Hati para kaum arifin memiliki ketajaman pandang
Mampu melihat apa yang tak kuasa dilihat oleh pemandang.
Sungguh perhatian dan didikan sang paman telah membuahkan hasil yang
baik pada diri sang keponakan. Beliau belajar kepada sang paman al-Habib
Abdullah bin Umar ilmu fiqh dan tasawuf, sang paman pun suka
membangunkannya pada akhir malam ketika beliau masih berusia kanak-kanak
guna menunaikan shalat tahajjud bersama-sama, al-Habib Abu Bakar bin
Muhammad Assegaf mempunyai hubungan yang sangat kuat dalam menimba ilmu
dari para ulama dan pemuka kota Hadramaut. Sungguh mereka (para ulama)

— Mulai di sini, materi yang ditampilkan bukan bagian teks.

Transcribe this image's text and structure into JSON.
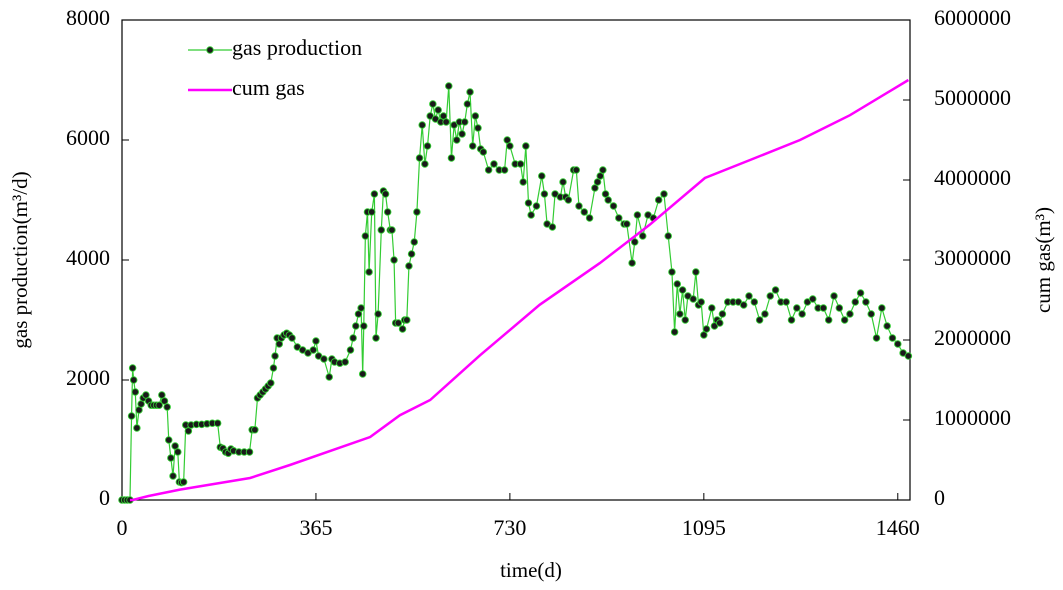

telah mencurahkan perhatiannya pada al-Habib Abu Bakar bin Muhammad
Assegaf. Maka beliau ra. Banyak menerima dan memparoleh ijazah dari
mereka. Diantara para ulama terkemuka Hadramaut yang mencurahkan
perhatiannya kepada beliau, adalah al-Imam al-Arifbillah al-Habib Ali
bin Muhammad al-Habsyi, (seorang guru yang sepenuhnya mencurahkan
perhatiannya kepada al-Habib Abu Bakar bin Muhammad Assegaf).
Sungguh Habib Ali telah menaruh perhatiannya kepada al-Habib Abu
Bakar bin Muhammad Assegaf semenjak beliau masih berdomisili di Jawa
sebelum meninggalkannya menuju Hadramaut.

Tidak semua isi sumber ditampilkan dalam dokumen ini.